La voz es de otra época. Como si proviniera de un fonógrafo; como de decir importancias. Y aunque pronuncie las cosas de todos los días, se le caen melodías que se oían en Berlín poquito antes de 1930 o en alguna callecita de tierra, por esa misma época, entre dos pueblos de Louisiana. Siempre ajena a la circunstancia y al contexto; fiel a una certeza que se parece mucho a la verdad.
Cuando calla – y hurta así algo de su presencia -, del pecho le sale el resumen de los aromas de las comidas propias del lugar de la cantinela que se le imponga en su voz; y enseguida, también, fragmentos de conversaciones – o apenas su intuición: ruiditos de charla y risa y disputa y romance que no llegan a hacer lenguaje – que los días ponen en boca de las personas.

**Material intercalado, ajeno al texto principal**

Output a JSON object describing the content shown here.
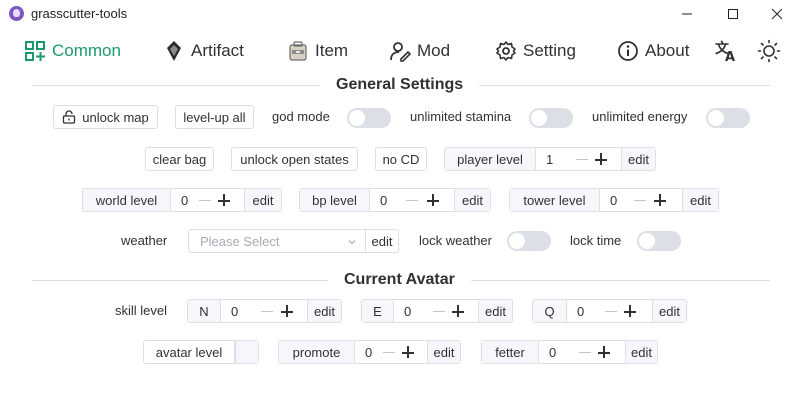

Me tiende las manos sobre la mesa de la cocina. Los vidrios empañados. Sobre la hornalla furiosa una épica de tallarines, por un lado, y de salsa a la vóngole, por otro. Comienza a decirme algo sobre una distancia y una duda – algo que le contó doña Antonia hace unos días – que nos aúna a ella y a mí. Pero no alcanza a desarrollar el asunto, cuando se le comienza a derramar una cancioncilla italiana por la comisura de la boca, y por los párpados, un caserío de antes de que se inventara el tiempo. En una de callecitas, dos mujeres que se cuentan desgracias que no han padecido ni ellas ni nadie de allí: a cada parlamento aumentan la calamidad; ya van por hidras y bestias con torsos de hombre y cuerpo y extremidades de burro, cuando se levanta a quitar la cacerola del fuego y a remover la salsa y deshace el caserío y deja de decir lo que decía pero que le salía con esa melodía itálica.
Pon la mesa, anda, dice; y parece como si Mistinguett cantara a través suyo aquello de “J’ai donné tout c’que j’ai, mon amour et tout mon cœur”.
Y obedezco, sin dejar de buscarle los ojos y las imágenes que se seguramente comenzarán a resbalarse por sus mejillas. Acaso, digo apenas para que ella, a su vez, vuelva a enunciar: un ánimo, un tiempo.